El viejo sigue su camino apresurado. Deja que las palomas se dispersen y camina por Barros Arana. Frente a la Galería Universitaria comienzan los empleados a montar el improvisado punto de ventas que reemplaza al local donde, de niño, el viejo se quedaba mirando los juguetes importados. El Edificio sobre la galería ya no tiene un piso entre el sexto y el octavo. Se detiene en la esquina de Barros con Caupolicán para mirar la bandera chilena enredada frente a la Catedral. Las primeras semanas se veían flamear orgullosas y a la par la bandera de la ciudad y la de Chile. El Azul y el Amarillo hacían olvidar al tricolor patrio. Un par de días después, por algún motivo desconocido, la bandera penquista fue quitada y sólo permaneció ahí el pabellón nacional. Ese hecho pasó casi inadvertido para todos los habitantes de la ciudad.

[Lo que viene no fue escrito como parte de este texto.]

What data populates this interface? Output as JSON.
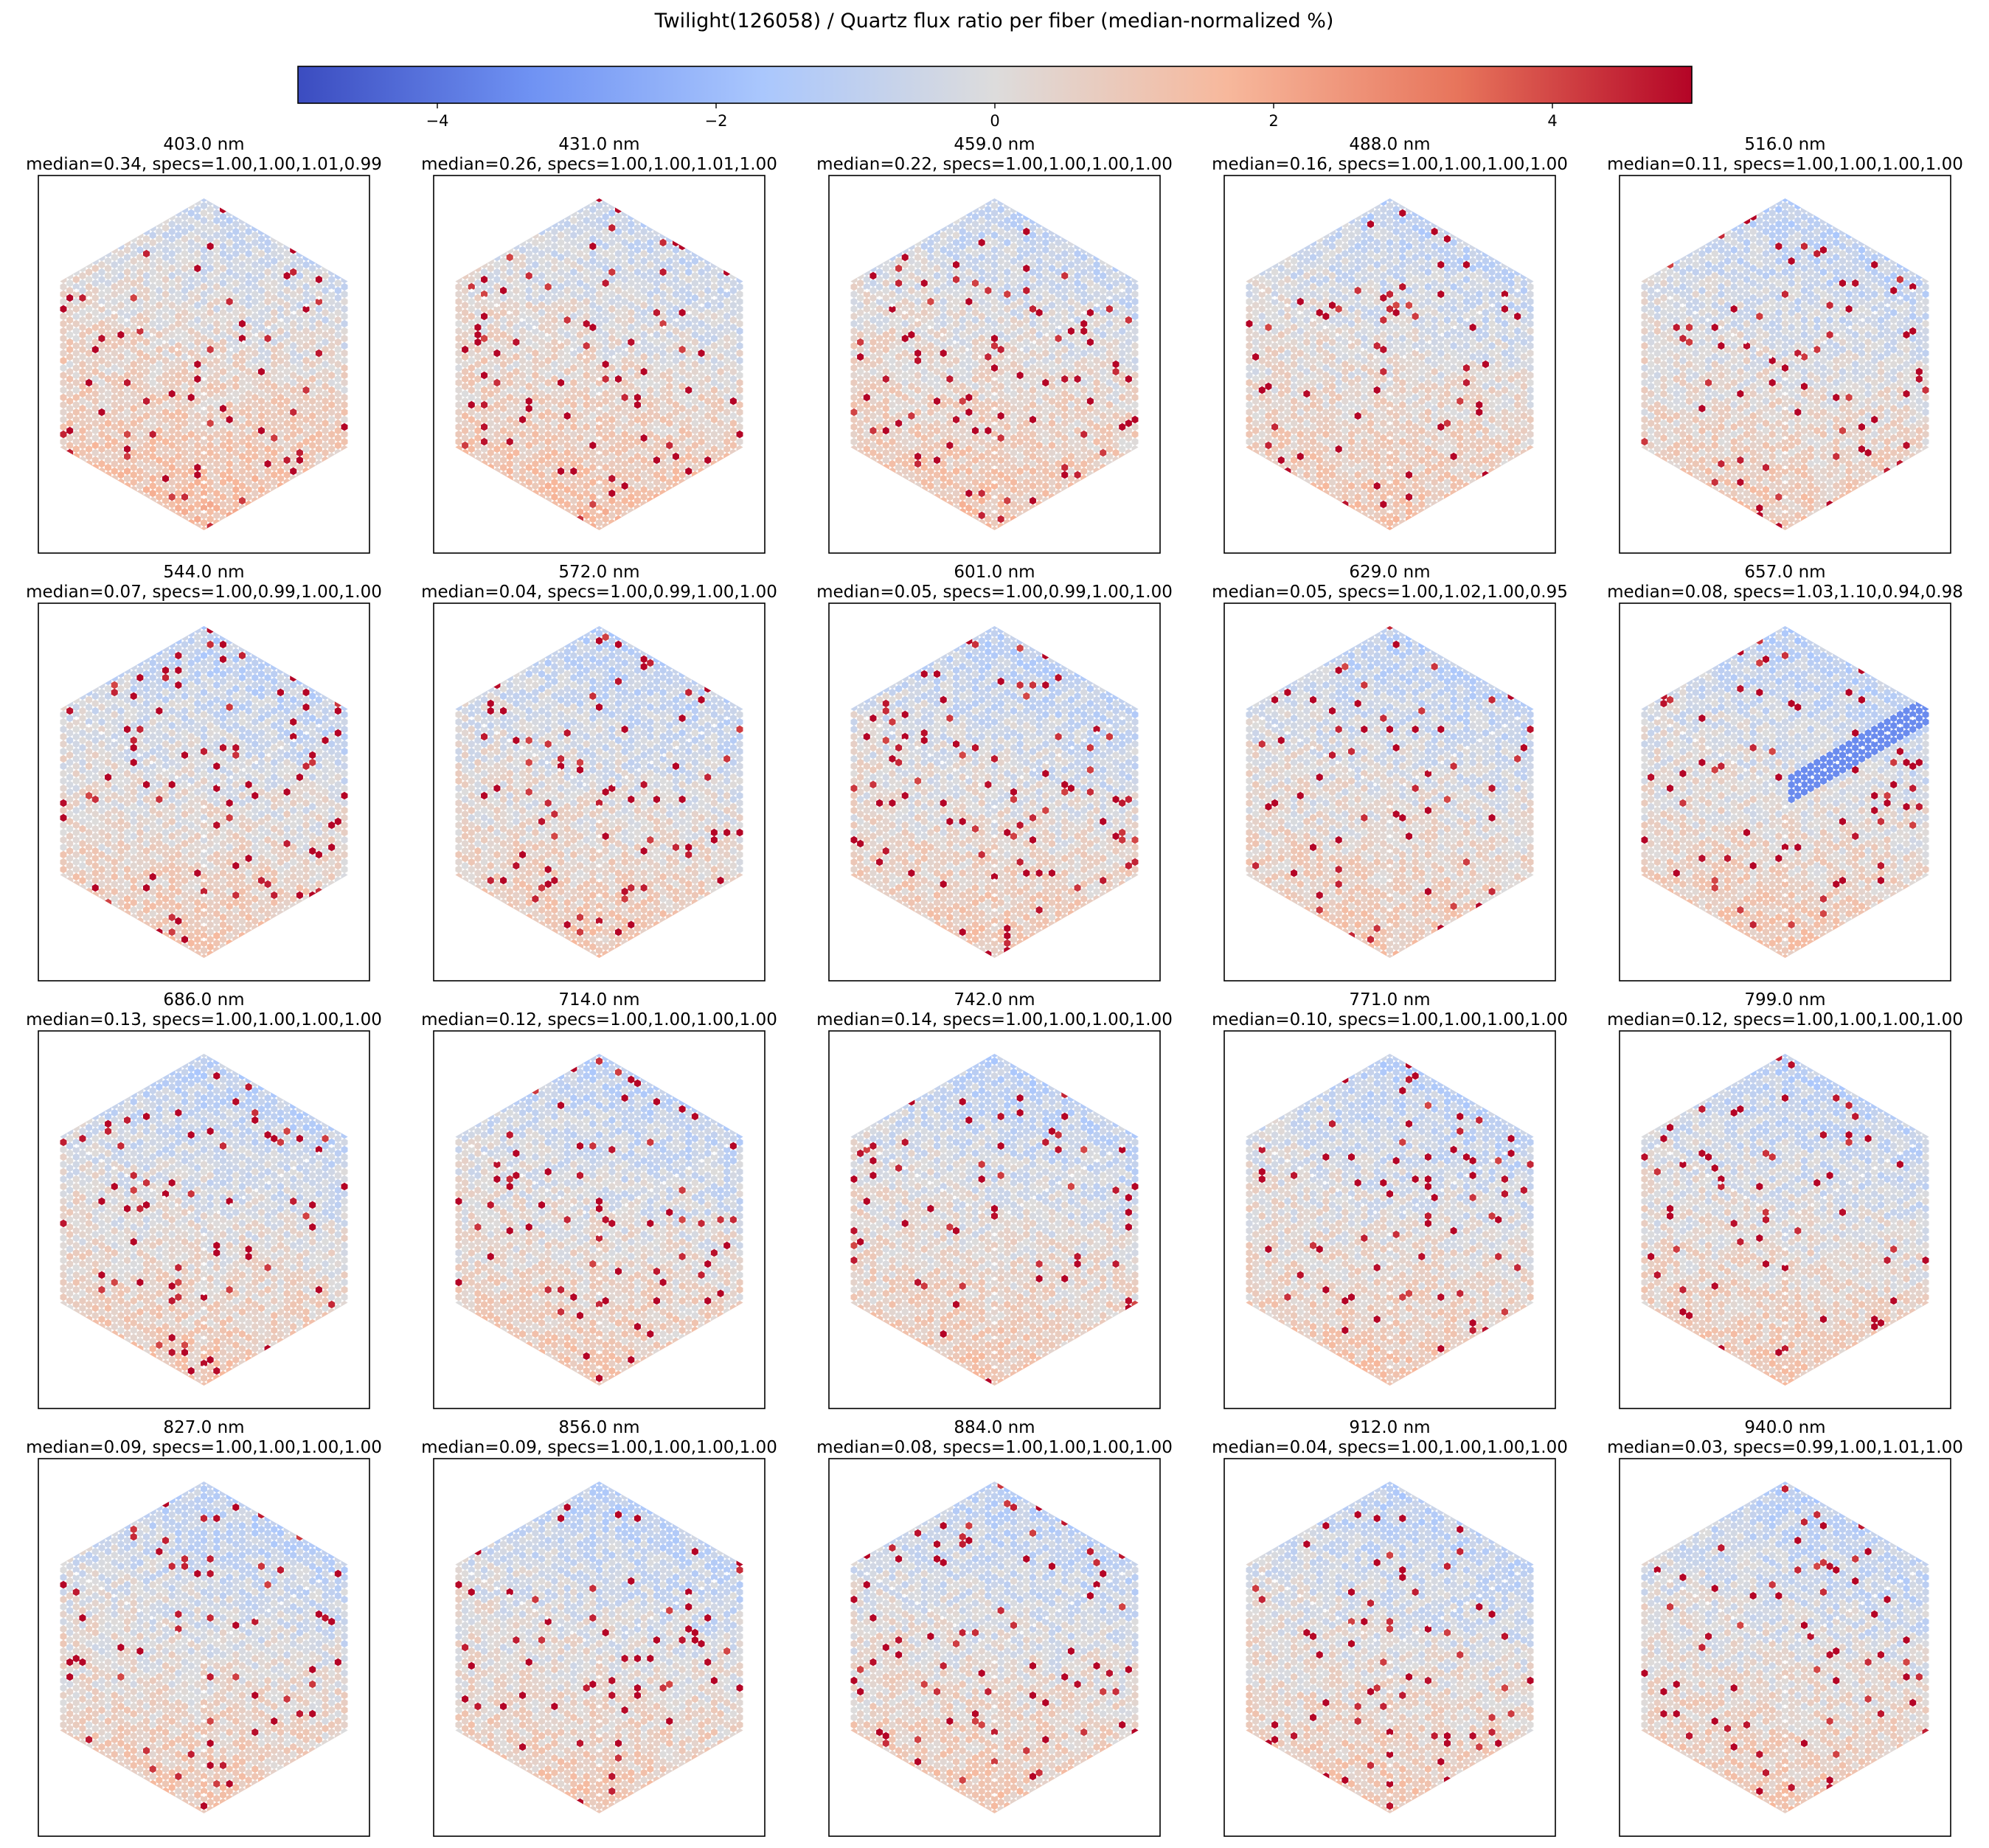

El único que reparó en ello fue el viejo que se detiene todos los días en esa esquina para ver si devolvieron sus colores a esa posición privilegiada. Para el resto de la ciudad, o del país entero en realidad, bajar la bandera de Concepción fue quizás un acto de patriotismo. Un símbolo de unidad. Chile apoya a Chile y a todos nos duele esta tragedia. Para el viejo sin embargo, fue el hecho que marcó definitivamente su posición: Si a todos nos duele, a algunos les duele más que a otros. Y esos privilegiados que pueden enarbolar un trapo blanco, azul y rojo, no comprenden el verdadero dolor. El de ver a los vecinos agachar su cabeza para dejar que se bajen los colores que definen su identidad. Para ver cómo, en nombre de una pálida idea ajena, se nos fuerza a abandonar nuestra historia y a adoptar la idiosincrasia oficia que se nos impone desde lejos. El dolor de ver que nadie hace nada cuando nos bajan nuestra gloriosa bandera. Como una pequeña luz de esperanza, el viejo notó que el rojo se está destiñendo cada día más con el suave sol de otoño. Se dibuja una sonrisa en sus dientes picados y sigue caminando.

Antes de abandonar la Plaza por O’Higgins, el viejo se cruza con un joven universitario de caminar pendular y mirada dolida. “No se olvide joven, que lo importante es reconstruir Concepción y terminar con esta tonterita de que nos digan qué hacer”. Se sonríen con familiaridad y siguen sus caminos opuestos. El viejo con sus miserias hacia el río y el joven a paso firme hacia el centro de la Plaza.